What makes a yarn creation ‘art’ rather than ‘craft’? Is craft art? Is art crafted? I could go in circles over this for quite a while! But it IS something I have put a lot of thought into over recent years, and it stems partly from the age old debate about ‘what is art’. Traditionally, spinners have been considered craftspeople, we have learned skills, techniques, and knowledge that has been gathered over years and honed into something we can turn into beautifully crafted yarns. Often what we craft as spinners is the key ingredient in something that IS made as ‘art’ – tapestries, weavings, art installations.. However, to my thinking, there is also a time when we can call our handspun yarns themselves ‘art’, I think there is a threshold we cross that moves what we spin from being a ‘craft’ product right into the realm of being ‘art’ in and of itself. I think it needs a few specific elements to take it beyond the skilful activity of crafting and into the expressive activity of making art. And it is of course as always, in the eye of the beholder, or rather for us, in the intention with which we create. I have identified three specific elements I believe ‘art yarn’ needs to have in order to be called art (and remember I view this as being different from ‘textured’ yarns,’themed’ yarns, ‘intuitive yarns’ or even ‘no rules’ yarns).

What follows is an overview of the approach I have worked on developing and solidifying over some years of spinning, from teaching art yarn workshops around the world, and as a result of my experience in co-creating and running the Journey to the Golden Fleece Creativity course (plus others) for Fiber artists at I want to share this approach because inside it I have found some specific methods for taking abstract ideas, feelings, and notions and turning them into concrete, tangible expressions = art. I hope this is a useful approach for anyone wondering how to take their spinning beyond the craft and into something that reflects who they are and what is important to them, beyond making something wonderful to knit with and into making something that is unique, distinctively ‘you’, and that expresses something important to you.

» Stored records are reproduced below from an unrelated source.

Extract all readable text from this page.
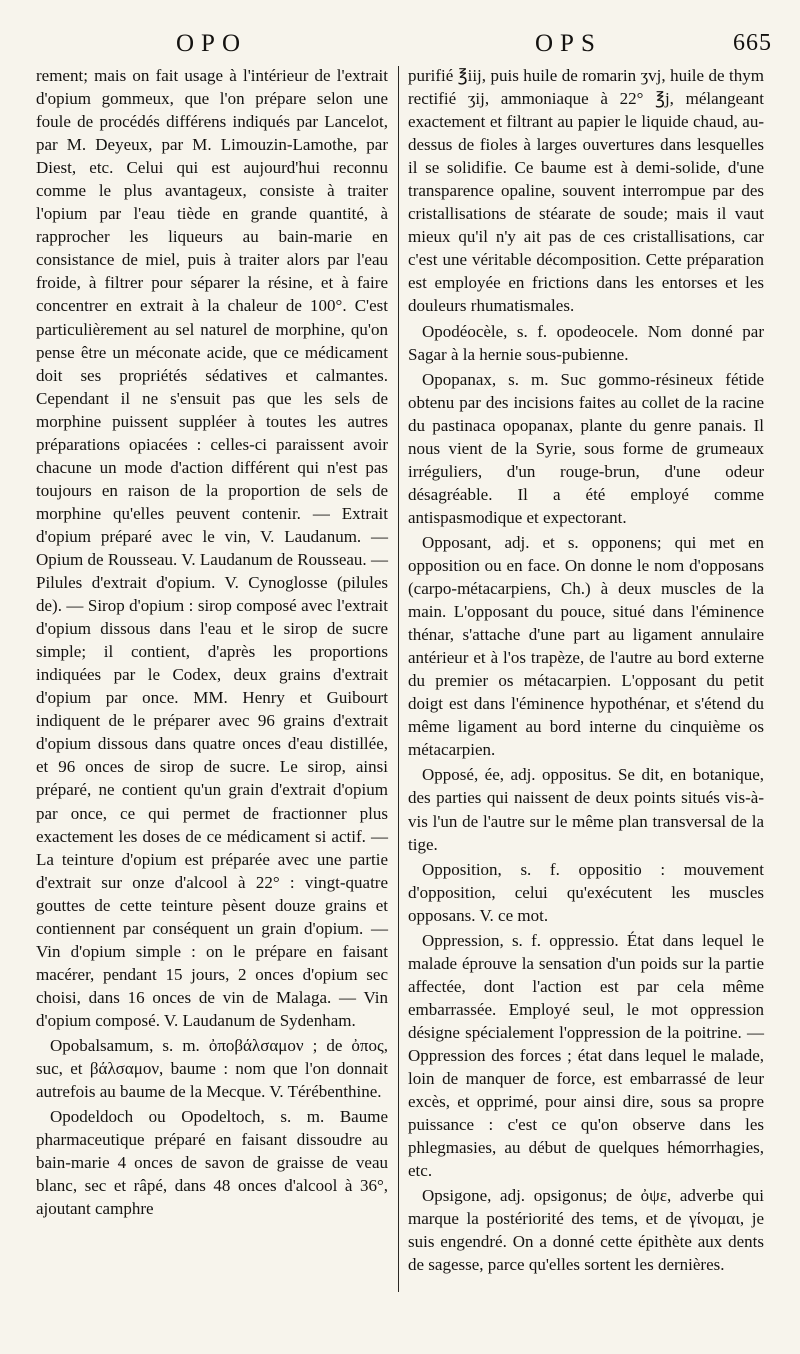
OPO	OPS	665

rement; mais on fait usage à l'intérieur de l'extrait d'opium gommeux, que l'on prépare selon une foule de procédés différens indiqués par Lancelot, par M. Deyeux, par M. Limouzin-Lamothe, par Diest, etc. Celui qui est aujourd'hui reconnu comme le plus avantageux, consiste à traiter l'opium par l'eau tiède en grande quantité, à rapprocher les liqueurs au bain-marie en consistance de miel, puis à traiter alors par l'eau froide, à filtrer pour séparer la résine, et à faire concentrer en extrait à la chaleur de 100°. C'est particulièrement au sel naturel de morphine, qu'on pense être un méconate acide, que ce médicament doit ses propriétés sédatives et calmantes. Cependant il ne s'ensuit pas que les sels de morphine puissent suppléer à toutes les autres préparations opiacées : celles-ci paraissent avoir chacune un mode d'action différent qui n'est pas toujours en raison de la proportion de sels de morphine qu'elles peuvent contenir. — Extrait d'opium préparé avec le vin, V. Laudanum. — Opium de Rousseau. V. Laudanum de Rousseau. — Pilules d'extrait d'opium. V. Cynoglosse (pilules de). — Sirop d'opium : sirop composé avec l'extrait d'opium dissous dans l'eau et le sirop de sucre simple; il contient, d'après les proportions indiquées par le Codex, deux grains d'extrait d'opium par once. MM. Henry et Guibourt indiquent de le préparer avec 96 grains d'extrait d'opium dissous dans quatre onces d'eau distillée, et 96 onces de sirop de sucre. Le sirop, ainsi préparé, ne contient qu'un grain d'extrait d'opium par once, ce qui permet de fractionner plus exactement les doses de ce médicament si actif. — La teinture d'opium est préparée avec une partie d'extrait sur onze d'alcool à 22° : vingt-quatre gouttes de cette teinture pèsent douze grains et contiennent par conséquent un grain d'opium. — Vin d'opium simple : on le prépare en faisant macérer, pendant 15 jours, 2 onces d'opium sec choisi, dans 16 onces de vin de Malaga. — Vin d'opium composé. V. Laudanum de Sydenham.

Opobalsamum, s. m. ὀποβάλσαμον ; de ὀπος, suc, et βάλσαμον, baume : nom que l'on donnait autrefois au baume de la Mecque. V. Térébenthine.

Opodeldoch ou Opodeltoch, s. m. Baume pharmaceutique préparé en faisant dissoudre au bain-marie 4 onces de savon de graisse de veau blanc, sec et râpé, dans 48 onces d'alcool à 36°, ajoutant camphre

purifié ℥iij, puis huile de romarin ʒvj, huile de thym rectifié ʒij, ammoniaque à 22° ℥j, mélangeant exactement et filtrant au papier le liquide chaud, au-dessus de fioles à larges ouvertures dans lesquelles il se solidifie. Ce baume est à demi-solide, d'une transparence opaline, souvent interrompue par des cristallisations de stéarate de soude; mais il vaut mieux qu'il n'y ait pas de ces cristallisations, car c'est une véritable décomposition. Cette préparation est employée en frictions dans les entorses et les douleurs rhumatismales.

Opodéocèle, s. f. opodeocele. Nom donné par Sagar à la hernie sous-pubienne.

Opopanax, s. m. Suc gommo-résineux fétide obtenu par des incisions faites au collet de la racine du pastinaca opopanax, plante du genre panais. Il nous vient de la Syrie, sous forme de grumeaux irréguliers, d'un rouge-brun, d'une odeur désagréable. Il a été employé comme antispasmodique et expectorant.

Opposant, adj. et s. opponens; qui met en opposition ou en face. On donne le nom d'opposans (carpo-métacarpiens, Ch.) à deux muscles de la main. L'opposant du pouce, situé dans l'éminence thénar, s'attache d'une part au ligament annulaire antérieur et à l'os trapèze, de l'autre au bord externe du premier os métacarpien. L'opposant du petit doigt est dans l'éminence hypothénar, et s'étend du même ligament au bord interne du cinquième os métacarpien.

Opposé, ée, adj. oppositus. Se dit, en botanique, des parties qui naissent de deux points situés vis-à-vis l'un de l'autre sur le même plan transversal de la tige.

Opposition, s. f. oppositio : mouvement d'opposition, celui qu'exécutent les muscles opposans. V. ce mot.

Oppression, s. f. oppressio. État dans lequel le malade éprouve la sensation d'un poids sur la partie affectée, dont l'action est par cela même embarrassée. Employé seul, le mot oppression désigne spécialement l'oppression de la poitrine. — Oppression des forces ; état dans lequel le malade, loin de manquer de force, est embarrassé de leur excès, et opprimé, pour ainsi dire, sous sa propre puissance : c'est ce qu'on observe dans les phlegmasies, au début de quelques hémorrhagies, etc.

Opsigone, adj. opsigonus; de ὀψε, adverbe qui marque la postériorité des tems, et de γίνομαι, je suis engendré. On a donné cette épithète aux dents de sagesse, parce qu'elles sortent les dernières.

My approach to spinning art yarns:

This is a threefold approach with three major requirements: concept (inspiration), design (construction), and technique (execution).


The yarn you are spinning is not just for the sake of spinning, for this yarn you are wanting to express an idea, a theme, or a concept in your yarn.

To do this, you want to fill your yarn with elements that reflect your theme (ie an architectural theme could be expressed in a layered defined construction in the yarn, or a softer, nature theme could be expressed through the use of un-carded locks and loose plies etc)

Think about how you can spin your theme ideas into your yarn, what is the association between each element of the theme and the specific elements you have chosen in the yarn design? (colour, fibre choice,  fibre preparation, spinning techniques). In order to create something expressive you first need a clear idea of what you want to say, what story you want to tell, your main concept and inspiration for this yarn.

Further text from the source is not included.